Let's first use a Mustache implementor that only implement MUST rules of the spec:

// User has to provide lambdas in the first place

var text_item = function() { return "{{>text}}"}
text_item.content = 'Some text'

var image_item = function() { return "{{>image}}"}
image_item.url = 'Some URL'

var data = { items: [text_item, image_item] }

Let's now use a Mustache implementation that implements rule 3, but not rule 4. Its documentation says: "If an object has a to_lambda function property, this function is used for automatic lambda conversion (see Mustache doc)."

// User complies with his Mustache implementation documentation by setting
// the to_lambda property:

var data = {
    items: [
        { content: 'Some text', to_lambda: function() { return '{{> text}}' }},
        { url:     'Some URL',  to_lambda: function() { return '{{> image}}' }}
    ]
}

Let's now use a Mustache implementation that implements rule 3 and 4. Its documentation says: "If an object has a to_partial string property, this value is used for automatic lambda conversion (see Mustache doc)."

// User complies with his Mustache implementation documentation by setting
// the to_partial property:

var data = {
    items: [
        { content: 'Some text', to_partial: 'text' },
        { url:     'Some URL',  to_partial: 'image' },
    ]
}

Now, @thelucid, see how this approach is powerful:

A Javascript implementation may state in its documentation: "optional features such as automatic partial and lambda conversions are not supported. You have to provide lambdas objects".

A Javascript implementation may state in its documentation: "in order to get automatic partial conversion, provide the to_partial key".
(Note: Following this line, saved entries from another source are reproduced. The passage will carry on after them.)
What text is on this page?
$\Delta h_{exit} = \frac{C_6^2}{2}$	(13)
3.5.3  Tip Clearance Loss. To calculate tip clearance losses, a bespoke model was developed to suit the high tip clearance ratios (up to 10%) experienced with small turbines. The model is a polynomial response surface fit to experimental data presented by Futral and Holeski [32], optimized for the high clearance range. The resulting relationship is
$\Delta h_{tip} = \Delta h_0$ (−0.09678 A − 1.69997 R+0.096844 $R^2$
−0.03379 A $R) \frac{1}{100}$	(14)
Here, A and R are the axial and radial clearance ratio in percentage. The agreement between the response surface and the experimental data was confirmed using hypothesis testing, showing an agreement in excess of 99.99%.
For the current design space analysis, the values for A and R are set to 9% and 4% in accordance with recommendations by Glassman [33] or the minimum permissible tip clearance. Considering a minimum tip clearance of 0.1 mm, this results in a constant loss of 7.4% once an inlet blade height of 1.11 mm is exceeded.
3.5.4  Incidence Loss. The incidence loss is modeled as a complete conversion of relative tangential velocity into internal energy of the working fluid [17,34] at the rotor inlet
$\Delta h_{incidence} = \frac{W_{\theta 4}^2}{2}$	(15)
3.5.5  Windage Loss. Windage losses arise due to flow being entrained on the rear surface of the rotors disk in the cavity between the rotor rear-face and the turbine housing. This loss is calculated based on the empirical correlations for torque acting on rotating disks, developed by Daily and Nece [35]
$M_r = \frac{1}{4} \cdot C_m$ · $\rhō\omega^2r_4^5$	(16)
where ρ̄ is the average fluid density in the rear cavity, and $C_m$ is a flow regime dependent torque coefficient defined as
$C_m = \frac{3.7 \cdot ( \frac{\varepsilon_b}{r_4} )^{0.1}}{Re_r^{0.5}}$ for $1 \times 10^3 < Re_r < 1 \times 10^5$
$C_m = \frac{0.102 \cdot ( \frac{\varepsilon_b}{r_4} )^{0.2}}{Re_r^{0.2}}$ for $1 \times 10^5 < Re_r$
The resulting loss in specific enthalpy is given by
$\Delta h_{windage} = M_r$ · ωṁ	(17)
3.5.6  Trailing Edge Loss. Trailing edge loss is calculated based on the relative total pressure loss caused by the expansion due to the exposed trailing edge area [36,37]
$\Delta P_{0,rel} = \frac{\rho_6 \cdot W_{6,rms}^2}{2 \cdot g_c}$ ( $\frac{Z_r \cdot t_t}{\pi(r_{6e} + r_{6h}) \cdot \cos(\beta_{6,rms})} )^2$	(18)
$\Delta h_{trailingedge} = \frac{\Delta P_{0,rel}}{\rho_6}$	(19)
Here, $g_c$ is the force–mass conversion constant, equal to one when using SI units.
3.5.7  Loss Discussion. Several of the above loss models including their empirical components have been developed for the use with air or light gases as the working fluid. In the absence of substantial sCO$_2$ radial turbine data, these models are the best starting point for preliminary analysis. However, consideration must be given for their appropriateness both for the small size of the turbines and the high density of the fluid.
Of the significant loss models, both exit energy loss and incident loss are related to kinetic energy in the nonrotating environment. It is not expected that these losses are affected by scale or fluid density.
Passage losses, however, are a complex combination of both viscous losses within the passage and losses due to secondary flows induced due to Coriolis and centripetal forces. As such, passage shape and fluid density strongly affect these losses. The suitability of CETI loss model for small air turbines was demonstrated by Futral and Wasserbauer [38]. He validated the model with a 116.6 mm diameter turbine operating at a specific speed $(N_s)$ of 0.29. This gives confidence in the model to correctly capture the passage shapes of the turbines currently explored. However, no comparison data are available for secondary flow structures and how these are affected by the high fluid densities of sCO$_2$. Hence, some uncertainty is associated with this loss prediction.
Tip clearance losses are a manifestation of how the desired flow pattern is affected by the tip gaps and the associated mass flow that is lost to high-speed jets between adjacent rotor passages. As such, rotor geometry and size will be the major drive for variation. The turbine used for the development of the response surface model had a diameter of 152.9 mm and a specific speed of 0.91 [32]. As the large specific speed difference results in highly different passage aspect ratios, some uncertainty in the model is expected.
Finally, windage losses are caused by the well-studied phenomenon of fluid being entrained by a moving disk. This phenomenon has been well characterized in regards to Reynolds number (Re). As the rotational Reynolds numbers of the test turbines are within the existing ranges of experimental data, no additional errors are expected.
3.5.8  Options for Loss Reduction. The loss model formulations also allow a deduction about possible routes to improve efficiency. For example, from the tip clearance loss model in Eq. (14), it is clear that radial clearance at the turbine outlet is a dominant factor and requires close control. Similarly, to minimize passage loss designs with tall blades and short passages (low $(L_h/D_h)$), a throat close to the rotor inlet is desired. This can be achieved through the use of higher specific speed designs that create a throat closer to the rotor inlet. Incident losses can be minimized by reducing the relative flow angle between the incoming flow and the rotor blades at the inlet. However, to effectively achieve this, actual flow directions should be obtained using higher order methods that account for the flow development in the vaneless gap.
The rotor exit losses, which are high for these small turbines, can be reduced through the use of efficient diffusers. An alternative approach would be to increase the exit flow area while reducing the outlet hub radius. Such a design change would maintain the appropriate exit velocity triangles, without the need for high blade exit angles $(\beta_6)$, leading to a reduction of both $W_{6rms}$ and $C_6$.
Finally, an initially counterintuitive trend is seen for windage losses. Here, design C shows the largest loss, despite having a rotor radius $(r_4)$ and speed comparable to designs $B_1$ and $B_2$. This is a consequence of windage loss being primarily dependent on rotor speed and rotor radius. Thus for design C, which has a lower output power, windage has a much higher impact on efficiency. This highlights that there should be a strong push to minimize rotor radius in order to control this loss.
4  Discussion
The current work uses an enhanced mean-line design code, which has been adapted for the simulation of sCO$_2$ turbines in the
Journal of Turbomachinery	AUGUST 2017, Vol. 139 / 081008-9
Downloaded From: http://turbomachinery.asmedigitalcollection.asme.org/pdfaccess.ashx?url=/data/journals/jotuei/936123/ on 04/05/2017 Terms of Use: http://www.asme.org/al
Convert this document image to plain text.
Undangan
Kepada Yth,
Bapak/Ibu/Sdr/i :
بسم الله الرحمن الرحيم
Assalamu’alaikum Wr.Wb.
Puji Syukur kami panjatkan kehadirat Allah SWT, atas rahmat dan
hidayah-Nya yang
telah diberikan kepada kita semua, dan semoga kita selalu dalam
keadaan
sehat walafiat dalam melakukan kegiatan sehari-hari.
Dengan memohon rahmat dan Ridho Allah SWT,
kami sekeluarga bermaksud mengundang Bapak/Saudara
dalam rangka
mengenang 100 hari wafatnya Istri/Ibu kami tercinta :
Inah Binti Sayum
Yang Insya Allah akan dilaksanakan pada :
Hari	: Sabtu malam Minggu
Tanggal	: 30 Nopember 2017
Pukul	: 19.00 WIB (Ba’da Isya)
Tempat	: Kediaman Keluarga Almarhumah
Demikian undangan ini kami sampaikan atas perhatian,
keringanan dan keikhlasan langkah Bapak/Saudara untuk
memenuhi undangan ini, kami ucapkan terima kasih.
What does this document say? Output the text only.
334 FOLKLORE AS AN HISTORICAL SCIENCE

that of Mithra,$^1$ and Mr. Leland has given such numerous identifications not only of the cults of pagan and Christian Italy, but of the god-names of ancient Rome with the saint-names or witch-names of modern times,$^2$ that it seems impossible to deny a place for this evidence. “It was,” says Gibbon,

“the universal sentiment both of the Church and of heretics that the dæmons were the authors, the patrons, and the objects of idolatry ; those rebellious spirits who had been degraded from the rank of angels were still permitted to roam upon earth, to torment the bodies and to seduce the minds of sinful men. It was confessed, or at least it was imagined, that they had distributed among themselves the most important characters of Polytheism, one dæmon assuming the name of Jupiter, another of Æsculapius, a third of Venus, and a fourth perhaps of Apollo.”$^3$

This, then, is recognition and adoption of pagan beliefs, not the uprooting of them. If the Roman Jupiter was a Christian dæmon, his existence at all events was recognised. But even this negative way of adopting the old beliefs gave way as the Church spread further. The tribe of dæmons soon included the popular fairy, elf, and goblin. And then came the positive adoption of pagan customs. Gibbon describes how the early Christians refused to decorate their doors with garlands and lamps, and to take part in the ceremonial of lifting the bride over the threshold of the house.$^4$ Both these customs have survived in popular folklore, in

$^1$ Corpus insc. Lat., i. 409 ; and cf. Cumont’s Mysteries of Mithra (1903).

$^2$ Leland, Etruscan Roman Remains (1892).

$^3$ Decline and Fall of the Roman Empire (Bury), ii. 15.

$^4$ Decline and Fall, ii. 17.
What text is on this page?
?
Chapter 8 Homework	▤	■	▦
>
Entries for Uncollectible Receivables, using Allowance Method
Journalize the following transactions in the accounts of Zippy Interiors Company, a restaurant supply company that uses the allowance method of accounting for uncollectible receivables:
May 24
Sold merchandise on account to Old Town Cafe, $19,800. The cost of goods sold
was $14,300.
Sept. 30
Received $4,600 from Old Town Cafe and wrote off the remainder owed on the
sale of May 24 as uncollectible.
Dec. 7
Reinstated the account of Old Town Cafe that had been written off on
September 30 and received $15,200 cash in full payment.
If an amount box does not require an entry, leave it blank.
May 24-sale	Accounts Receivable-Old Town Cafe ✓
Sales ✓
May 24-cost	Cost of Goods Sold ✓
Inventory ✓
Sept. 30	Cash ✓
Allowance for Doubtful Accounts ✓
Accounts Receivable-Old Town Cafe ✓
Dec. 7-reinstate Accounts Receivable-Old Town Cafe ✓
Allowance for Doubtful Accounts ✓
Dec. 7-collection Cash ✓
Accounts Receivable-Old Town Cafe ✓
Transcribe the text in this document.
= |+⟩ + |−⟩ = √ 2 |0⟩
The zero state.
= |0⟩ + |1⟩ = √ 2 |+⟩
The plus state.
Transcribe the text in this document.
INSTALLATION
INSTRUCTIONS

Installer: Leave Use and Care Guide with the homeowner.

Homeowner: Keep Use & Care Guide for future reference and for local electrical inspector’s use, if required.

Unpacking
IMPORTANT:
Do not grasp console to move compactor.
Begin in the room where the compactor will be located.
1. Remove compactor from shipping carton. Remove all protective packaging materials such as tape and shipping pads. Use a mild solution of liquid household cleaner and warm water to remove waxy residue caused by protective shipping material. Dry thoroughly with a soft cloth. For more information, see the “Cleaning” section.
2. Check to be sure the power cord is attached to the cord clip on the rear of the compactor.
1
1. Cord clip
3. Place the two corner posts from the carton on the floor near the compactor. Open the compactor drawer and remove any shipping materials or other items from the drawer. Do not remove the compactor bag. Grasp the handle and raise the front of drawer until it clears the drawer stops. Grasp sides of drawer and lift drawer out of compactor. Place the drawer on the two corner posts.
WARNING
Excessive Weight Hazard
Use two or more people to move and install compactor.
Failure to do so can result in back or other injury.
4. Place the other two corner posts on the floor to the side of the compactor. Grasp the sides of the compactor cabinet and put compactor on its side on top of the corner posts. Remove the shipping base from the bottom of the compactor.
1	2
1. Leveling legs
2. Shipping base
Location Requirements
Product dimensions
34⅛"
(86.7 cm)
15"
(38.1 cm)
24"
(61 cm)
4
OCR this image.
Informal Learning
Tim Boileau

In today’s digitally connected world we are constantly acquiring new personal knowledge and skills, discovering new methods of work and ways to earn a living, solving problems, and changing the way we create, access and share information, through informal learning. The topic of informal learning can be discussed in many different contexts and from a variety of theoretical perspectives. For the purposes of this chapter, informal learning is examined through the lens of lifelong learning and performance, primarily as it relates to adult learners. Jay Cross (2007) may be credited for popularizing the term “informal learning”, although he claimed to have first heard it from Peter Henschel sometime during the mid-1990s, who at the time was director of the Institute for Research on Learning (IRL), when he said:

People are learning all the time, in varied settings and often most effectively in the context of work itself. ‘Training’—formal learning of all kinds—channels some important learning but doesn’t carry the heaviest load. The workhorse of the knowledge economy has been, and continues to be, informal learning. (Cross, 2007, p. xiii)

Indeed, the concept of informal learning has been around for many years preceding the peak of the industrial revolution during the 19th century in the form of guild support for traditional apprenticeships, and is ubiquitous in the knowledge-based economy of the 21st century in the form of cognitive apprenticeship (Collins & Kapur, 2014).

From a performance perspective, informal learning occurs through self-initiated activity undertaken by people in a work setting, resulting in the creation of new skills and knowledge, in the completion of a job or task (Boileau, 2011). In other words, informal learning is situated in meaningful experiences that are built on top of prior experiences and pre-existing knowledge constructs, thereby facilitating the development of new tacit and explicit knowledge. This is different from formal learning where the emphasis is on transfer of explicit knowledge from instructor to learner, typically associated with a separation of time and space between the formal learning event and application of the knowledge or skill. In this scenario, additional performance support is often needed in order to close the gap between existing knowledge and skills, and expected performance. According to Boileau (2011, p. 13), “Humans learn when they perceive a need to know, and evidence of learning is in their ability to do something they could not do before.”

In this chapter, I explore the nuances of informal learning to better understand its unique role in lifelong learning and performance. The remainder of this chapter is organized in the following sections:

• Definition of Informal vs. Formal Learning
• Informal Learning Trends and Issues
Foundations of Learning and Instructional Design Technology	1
A Ruby implementation may state in its documentation: "automatic partial conversion is automatic and based on the class of your object"

A Java implementation may state in its documentation: "automatic partial conversion is based on the interface AutomaticMustachePartia which defines the getMustachePartialName method".

An Objective-C implementation may state in its documentation: "automatic partial conversion is based on the conformance to the MustacheMustachePartial protocol, which defines the mustachePartialName method".

See? Now if a library wants to mess with the user data, by defining special keys, it can. This is now its own problem. Some other implementations may be able to provide a much cleaner way to implement the dynamic partial feature.